Portrait of an era: In 1997, President Jacques Chirac dissolved the National Assembly unexpectedly, but the left party won the legislative elections. The socialist Lionel Jospin is appointed prime minister. Unemployment is at its highest, social inequalities are growing, and the far-right party is gaining ground in popular circles. Shot in Marseille, a city severely affected by the crisis and where tensions linked to immigration are strong, Marius and Jeannette perfectly captures this atmosphere.
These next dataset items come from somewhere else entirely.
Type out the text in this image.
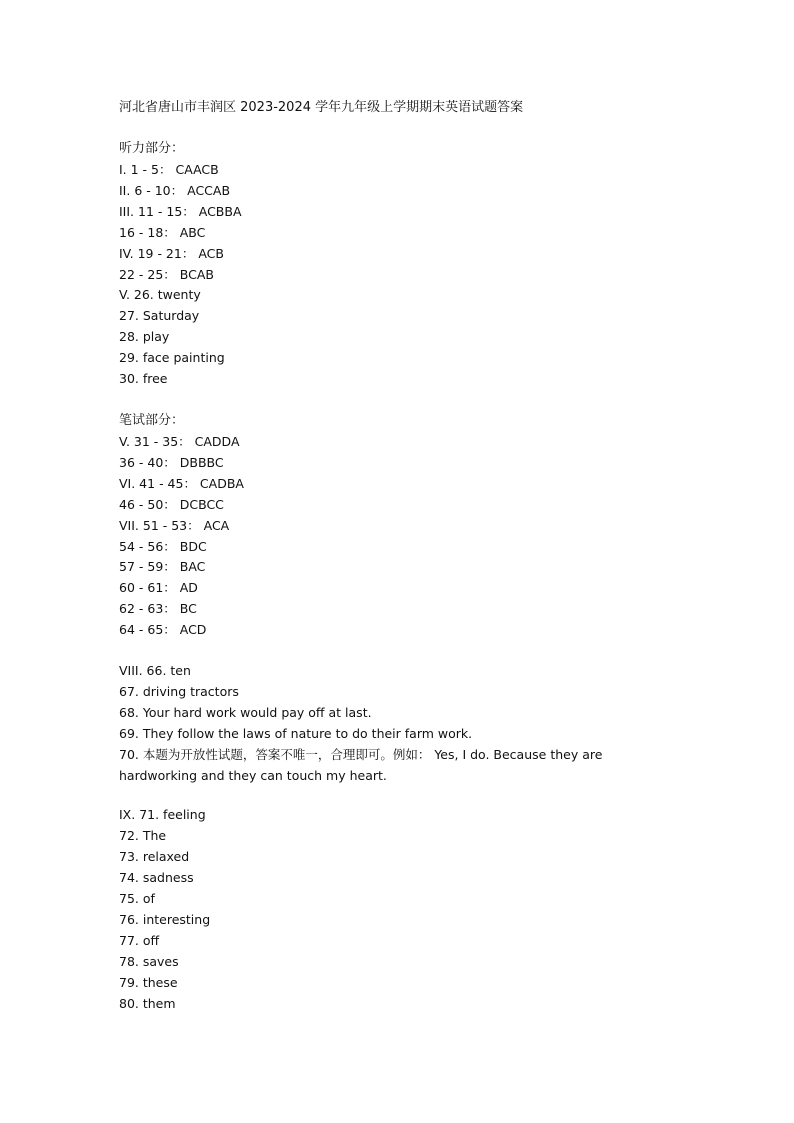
河北省唐山市丰润区 2023-2024 学年九年级上学期期末英语试题答案
听力部分：
I. 1 - 5： CAACB
II. 6 - 10： ACCAB
III. 11 - 15： ACBBA
16 - 18： ABC
IV. 19 - 21： ACB
22 - 25： BCAB
V. 26. twenty
27. Saturday
28. play
29. face painting
30. free
笔试部分：
V. 31 - 35： CADDA
36 - 40： DBBBC
VI. 41 - 45： CADBA
46 - 50： DCBCC
VII. 51 - 53： ACA
54 - 56： BDC
57 - 59： BAC
60 - 61： AD
62 - 63： BC
64 - 65： ACD
VIII. 66. ten
67. driving tractors
68. Your hard work would pay off at last.
69. They follow the laws of nature to do their farm work.
70. 本题为开放性试题，答案不唯一，合理即可。例如： Yes, I do. Because they are hardworking and they can touch my heart.
IX. 71. feeling
72. The
73. relaxed
74. sadness
75. of
76. interesting
77. off
78. saves
79. these
80. them
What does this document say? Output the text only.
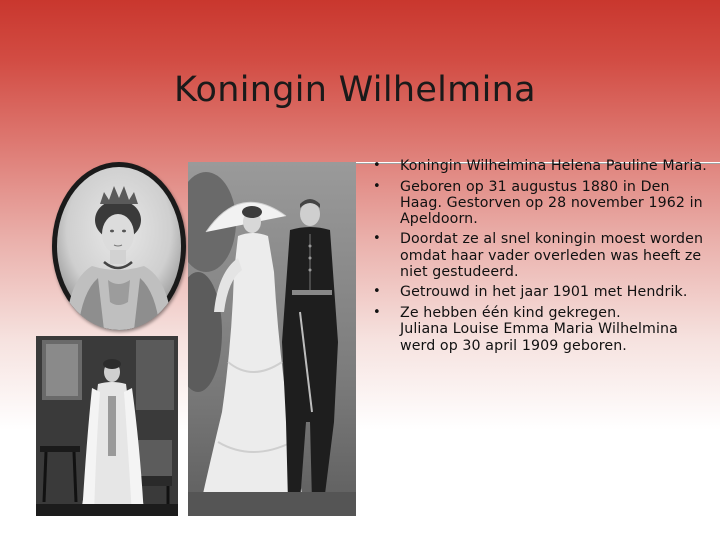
Koningin Wilhelmina
• Koningin Wilhelmina Helena Pauline Maria.
• Geboren op 31 augustus 1880 in Den Haag. Gestorven op 28 november 1962 in Apeldoorn.
• Doordat ze al snel koningin moest worden omdat haar vader overleden was heeft ze niet gestudeerd.
• Getrouwd in het jaar 1901 met Hendrik.
• Ze hebben één kind gekregen.
Juliana Louise Emma Maria Wilhelmina werd op 30 april 1909 geboren.
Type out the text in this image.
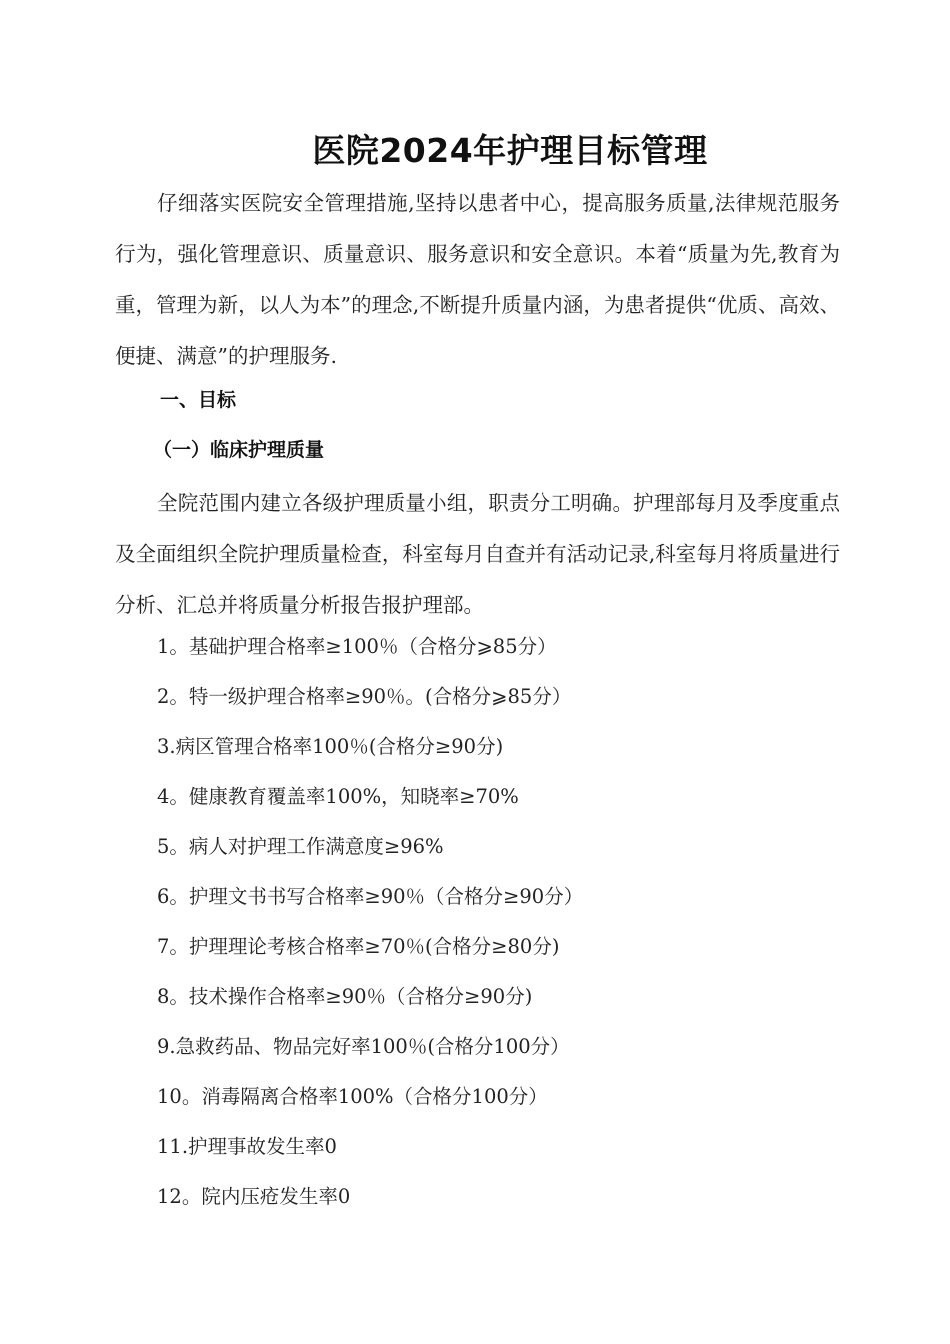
医院2024年护理目标管理

仔细落实医院安全管理措施,坚持以患者中心，提高服务质量,法律规范服务行为，强化管理意识、质量意识、服务意识和安全意识。本着“质量为先,教育为重，管理为新，以人为本”的理念,不断提升质量内涵，为患者提供“优质、高效、便捷、满意”的护理服务.

一、目标

（一）临床护理质量

全院范围内建立各级护理质量小组，职责分工明确。护理部每月及季度重点及全面组织全院护理质量检查，科室每月自查并有活动记录,科室每月将质量进行分析、汇总并将质量分析报告报护理部。

1。基础护理合格率≥100％（合格分⩾85分）
2。特一级护理合格率≥90％。(合格分⩾85分）
3.病区管理合格率100％(合格分≥90分)
4。健康教育覆盖率100%，知晓率≥70%
5。病人对护理工作满意度≥96%
6。护理文书书写合格率≥90％（合格分≥90分）
7。护理理论考核合格率≥70％(合格分≥80分)
8。技术操作合格率≥90％（合格分≥90分)
9.急救药品、物品完好率100％(合格分100分）
10。消毒隔离合格率100%（合格分100分）
11.护理事故发生率0
12。院内压疮发生率0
Portrait of a filmmaker: Robert Guédiguian was born in 1953 in Marseille to an Armenian father and a German mother. His father worked in the dockyards. A sociologist by training, a long time militant with the PCF, and a politically committed filmmaker, Robert Guédiguian shoots almost all his films in Marseille and its surroundings with the same film crew and cast of actors. He defines himself as “a district filmmaker”, who makes “proximity films” with the working class world and working-class neighbourhoods of his native city.